Só querer uma manhã de flores e uma tarde de folhas e uma noite de frios. Dormir outonos e invernos completos, até que de tão quieto eu desapareça. Nos frios e nas folhas. Quero abrir mão das palavras, que elas já se recusam. Perdidas em agonia, mal sabem o que querem dizer. Talvez nada queiram, que não existir. Que não costurar conversas inteiras de suas e minhas e réplicas e aqueles cafunés em sílaba-doce, em frase gostinho de beijo-e-abraço, certeza-de-mãe, banquete-de-vó. Ando sentindo falta de vó. Ando sentindo as faltas. Ando paquerando a saudade, escolhendo-a todo dia o meu amor. Aí de tanto aquietar-se, dói.

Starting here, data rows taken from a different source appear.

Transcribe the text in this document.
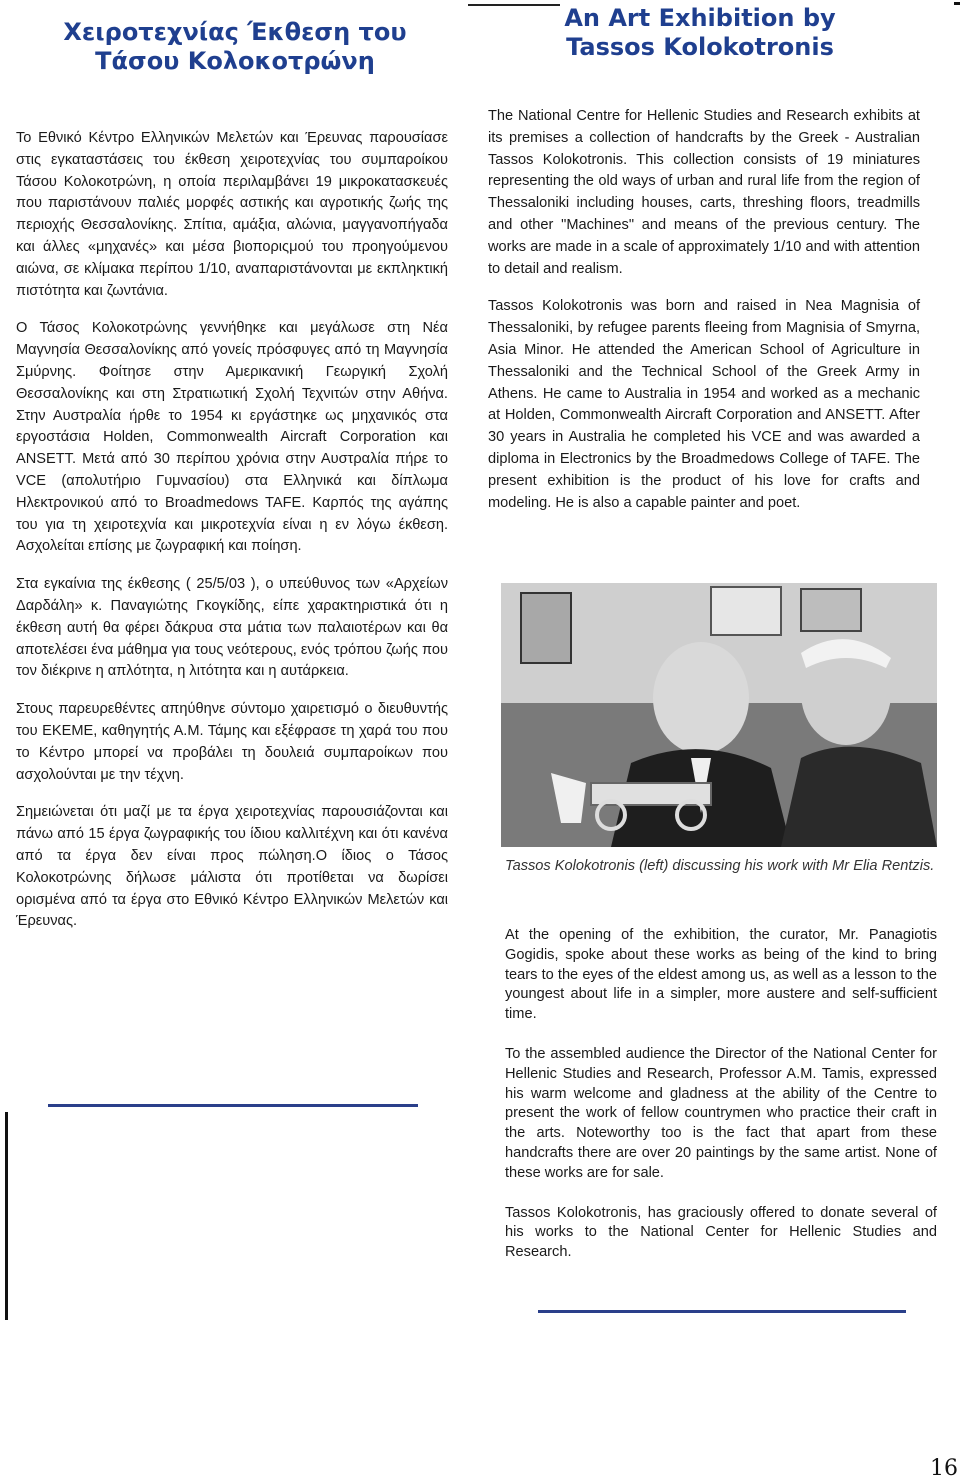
Χειροτεχνίας Έκθεση του
Τάσου Κολοκοτρώνη
An Art Exhibition by
Tassos Kolokotronis

Το Εθνικό Κέντρο Ελληνικών Μελετών και Έρευνας παρουσίασε στις εγκαταστάσεις του έκθεση χειροτεχνίας του συμπαροίκου Τάσου Κολοκοτρώνη, η οποία περιλαμβάνει 19 μικροκατασκευές που παριστάνουν παλιές μορφές αστικής και αγροτικής ζωής της περιοχής Θεσσαλονίκης. Σπίτια, αμάξια, αλώνια, μαγγανοπήγαδα και άλλες «μηχανές» και μέσα βιοποριςμού του προηγούμενου αιώνα, σε κλίμακα περίπου 1/10, αναπαριστάνονται με εκπληκτική πιστότητα και ζωντάνια.

Ο Τάσος Κολοκοτρώνης γεννήθηκε και μεγάλωσε στη Νέα Μαγνησία Θεσσαλονίκης από γονείς πρόσφυγες από τη Μαγνησία Σμύρνης. Φοίτησε στην Αμερικανική Γεωργική Σχολή Θεσσαλονίκης και στη Στρατιωτική Σχολή Τεχνιτών στην Αθήνα. Στην Αυστραλία ήρθε το 1954 κι εργάστηκε ως μηχανικός στα εργοστάσια Holden, Commonwealth Aircraft Corporation και ANSETT. Μετά από 30 περίπου χρόνια στην Αυστραλία πήρε το VCE (απολυτήριο Γυμνασίου) στα Ελληνικά και δίπλωμα Ηλεκτρονικού από το Broadmedows TAFE. Καρπός της αγάπης του για τη χειροτεχνία και μικροτεχνία είναι η εν λόγω έκθεση. Ασχολείται επίσης με ζωγραφική και ποίηση.

Στα εγκαίνια της έκθεσης ( 25/5/03 ), ο υπεύθυνος των «Αρχείων Δαρδάλη» κ. Παναγιώτης Γκογκίδης, είπε χαρακτηριστικά ότι η έκθεση αυτή θα φέρει δάκρυα στα μάτια των παλαιοτέρων και θα αποτελέσει ένα μάθημα για τους νεότερους, ενός τρόπου ζωής που τον διέκρινε η απλότητα, η λιτότητα και η αυτάρκεια.

Στους παρευρεθέντες απηύθηνε σύντομο χαιρετισμό ο διευθυντής του ΕΚΕΜΕ, καθηγητής Α.Μ. Τάμης και εξέφρασε τη χαρά του που το Κέντρο μπορεί να προβάλει τη δουλειά συμπαροίκων που ασχολούνται με την τέχνη.

Σημειώνεται ότι μαζί με τα έργα χειροτεχνίας παρουσιάζονται και πάνω από 15 έργα ζωγραφικής του ίδιου καλλιτέχνη και ότι κανένα από τα έργα δεν είναι προς πώληση.Ο ίδιος ο Τάσος Κολοκοτρώνης δήλωσε μάλιστα ότι προτίθεται να δωρίσει ορισμένα από τα έργα στο Εθνικό Κέντρο Ελληνικών Μελετών και Έρευνας.

The National Centre for Hellenic Studies and Research exhibits at its premises a collection of handcrafts by the Greek - Australian Tassos Kolokotronis. This collection consists of 19 miniatures representing the old ways of urban and rural life from the region of Thessaloniki including houses, carts, threshing floors, treadmills and other "Machines" and means of the previous century. The works are made in a scale of approximately 1/10 and with attention to detail and realism.

Tassos Kolokotronis was born and raised in Nea Magnisia of Thessaloniki, by refugee parents fleeing from Magnisia of Smyrna, Asia Minor. He attended the American School of Agriculture in Thessaloniki and the Technical School of the Greek Army in Athens. He came to Australia in 1954 and worked as a mechanic at Holden, Commonwealth Aircraft Corporation and ANSETT. After 30 years in Australia he completed his VCE and was awarded a diploma in Electronics by the Broadmedows College of TAFE. The present exhibition is the product of his love for crafts and modeling. He is also a capable painter and poet.

Tassos Kolokotronis (left) discussing his work with Mr Elia Rentzis.

At the opening of the exhibition, the curator, Mr. Panagiotis Gogidis, spoke about these works as being of the kind to bring tears to the eyes of the eldest among us, as well as a lesson to the youngest about life in a simpler, more austere and self-sufficient time.

To the assembled audience the Director of the National Center for Hellenic Studies and Research, Professor A.M. Tamis, expressed his warm welcome and gladness at the ability of the Centre to present the work of fellow countrymen who practice their craft in the arts. Noteworthy too is the fact that apart from these handcrafts there are over 20 paintings by the same artist. None of these works are for sale.

Tassos Kolokotronis, has graciously offered to donate several of his works to the National Center for Hellenic Studies and Research.

16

Arranha a garganta daquele jeito que não adianta tossir. E a gente tosse mesmo assim. A gente torce mesmo assim. E impaciência vem, algema as pontas do nosso sorriso e a gente desaprende a se alegrar. Alega que nada vai bem, e deita. Se larga no colchão, se mente que ali está ótimo. Espera anestesia de sono e desliga. Esperando a manhã de flores vir acordar a gente com alfazema e um mundo cor-de-rosas. Ando esperando mesmo um mundo cor-de-rosas, ou só um dia, que seja. Sonhando em resumir a vida em dois últimos pedacinhos daquela barra de felicidade meio amarga que eu já nem lembrava. Em três cubos de gelo nadando em Coca-Cola. Em coberta camisa-de-força quando o despertador já me roubou a noite e eu não consigo escapar da cama. Em ventinho frio - mas não tão frio assim. Só o que basta pra induzir um arrepio e precisar de um abraço.